On a positive note, the increase in short-term interest rates has been partially offset by a flow of bridge lenders willing to lend at lower spreads and more aggressive terms or even keep the loans on their balance sheets for longer periods of time. Buyers are still able to find debt capital at attractive terms, which has helped keep cap rates steady despite the rise in interest rates. According to CBRE U.S. Senior Housing & Care Investor Survey, cap rates for Class A SNFs have dropped 19 bps from spring 2017 to winter 2018 while cap rates for Class B and Class C SNFs have risen just 3 and 1 bps respectively.  

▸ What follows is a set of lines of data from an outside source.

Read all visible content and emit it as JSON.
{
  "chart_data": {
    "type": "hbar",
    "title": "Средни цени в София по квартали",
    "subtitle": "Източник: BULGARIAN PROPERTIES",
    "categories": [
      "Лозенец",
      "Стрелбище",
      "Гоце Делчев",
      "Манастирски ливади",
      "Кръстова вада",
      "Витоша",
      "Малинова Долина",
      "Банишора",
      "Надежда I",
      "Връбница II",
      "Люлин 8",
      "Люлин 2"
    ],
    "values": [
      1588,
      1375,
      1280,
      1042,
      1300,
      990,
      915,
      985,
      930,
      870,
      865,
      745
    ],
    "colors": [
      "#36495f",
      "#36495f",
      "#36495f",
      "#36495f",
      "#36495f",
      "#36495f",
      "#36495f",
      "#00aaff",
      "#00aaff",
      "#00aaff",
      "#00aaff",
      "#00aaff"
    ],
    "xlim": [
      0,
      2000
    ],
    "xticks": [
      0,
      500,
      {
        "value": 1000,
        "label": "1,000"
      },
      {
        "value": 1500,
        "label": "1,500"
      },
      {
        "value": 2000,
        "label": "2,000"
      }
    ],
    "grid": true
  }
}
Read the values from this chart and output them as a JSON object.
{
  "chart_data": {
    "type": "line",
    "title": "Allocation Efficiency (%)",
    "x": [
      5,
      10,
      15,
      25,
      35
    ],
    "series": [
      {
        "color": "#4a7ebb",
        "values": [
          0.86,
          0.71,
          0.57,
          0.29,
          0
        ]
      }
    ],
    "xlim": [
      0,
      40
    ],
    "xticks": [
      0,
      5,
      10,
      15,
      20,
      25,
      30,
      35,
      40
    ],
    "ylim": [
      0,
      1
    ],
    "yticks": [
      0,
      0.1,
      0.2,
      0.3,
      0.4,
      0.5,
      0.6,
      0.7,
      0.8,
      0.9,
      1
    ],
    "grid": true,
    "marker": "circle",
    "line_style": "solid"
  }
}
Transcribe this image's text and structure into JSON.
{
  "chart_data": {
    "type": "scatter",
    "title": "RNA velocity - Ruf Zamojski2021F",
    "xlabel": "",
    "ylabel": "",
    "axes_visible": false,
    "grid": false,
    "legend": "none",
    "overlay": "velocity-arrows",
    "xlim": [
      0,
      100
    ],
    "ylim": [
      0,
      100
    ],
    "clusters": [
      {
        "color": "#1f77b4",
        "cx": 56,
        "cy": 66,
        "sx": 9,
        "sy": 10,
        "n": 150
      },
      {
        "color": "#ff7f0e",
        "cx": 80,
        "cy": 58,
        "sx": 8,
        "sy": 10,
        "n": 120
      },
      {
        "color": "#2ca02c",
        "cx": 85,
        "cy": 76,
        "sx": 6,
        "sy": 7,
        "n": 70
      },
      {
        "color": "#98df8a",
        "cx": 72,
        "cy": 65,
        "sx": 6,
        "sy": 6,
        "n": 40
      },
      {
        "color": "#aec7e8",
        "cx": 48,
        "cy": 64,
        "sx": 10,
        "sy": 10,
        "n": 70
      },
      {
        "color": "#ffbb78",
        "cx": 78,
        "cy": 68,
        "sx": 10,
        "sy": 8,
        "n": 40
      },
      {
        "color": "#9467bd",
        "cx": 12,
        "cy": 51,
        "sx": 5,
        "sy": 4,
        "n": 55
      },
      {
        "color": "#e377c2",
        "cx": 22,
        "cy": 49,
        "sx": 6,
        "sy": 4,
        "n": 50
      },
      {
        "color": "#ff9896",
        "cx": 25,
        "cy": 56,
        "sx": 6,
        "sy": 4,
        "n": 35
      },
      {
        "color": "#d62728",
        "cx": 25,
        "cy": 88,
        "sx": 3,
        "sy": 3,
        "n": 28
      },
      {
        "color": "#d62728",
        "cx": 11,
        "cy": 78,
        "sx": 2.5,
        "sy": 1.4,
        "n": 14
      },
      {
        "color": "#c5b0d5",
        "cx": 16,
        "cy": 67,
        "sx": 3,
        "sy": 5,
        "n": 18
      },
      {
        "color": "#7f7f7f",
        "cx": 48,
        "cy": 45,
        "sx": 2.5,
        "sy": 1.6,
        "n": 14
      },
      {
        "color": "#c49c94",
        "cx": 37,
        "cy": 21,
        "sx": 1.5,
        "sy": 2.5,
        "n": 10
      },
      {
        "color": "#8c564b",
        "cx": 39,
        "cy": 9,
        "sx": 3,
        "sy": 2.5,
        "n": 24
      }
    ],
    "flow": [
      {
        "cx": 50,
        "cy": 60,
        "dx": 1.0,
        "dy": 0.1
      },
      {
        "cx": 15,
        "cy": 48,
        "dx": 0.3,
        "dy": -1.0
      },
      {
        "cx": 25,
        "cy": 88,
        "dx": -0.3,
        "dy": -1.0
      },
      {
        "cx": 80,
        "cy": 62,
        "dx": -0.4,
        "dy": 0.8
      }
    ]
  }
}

What should operators be doing to manage interest risk? Since the hurdles to refinance with HUD will be higher with rising rates, operators should ask for longer terms on their bridge loans to provide extra cushion to get the assets to a point they are eligible for HUD. There are a variety of interest rate hedging products operators can utilize to manage interest rate risk to best fit their needs. Lastly, operators should start the HUD application process as early as possible. The queue for HUD loans is 60-75 days and a lot can happen during that time.  

The credit markets and interest rate markets will continue to change. Operators should budget accordingly, look for flexible loan terms, and utilize interest rate hedging products that make the most sense for their unique goals.  

Michael Waldron is the senior vice president of healthcare at SunTrust. Kristin Watkins is an investment banking associate at SunTrust.  James Neil is a managing director at SunTrust.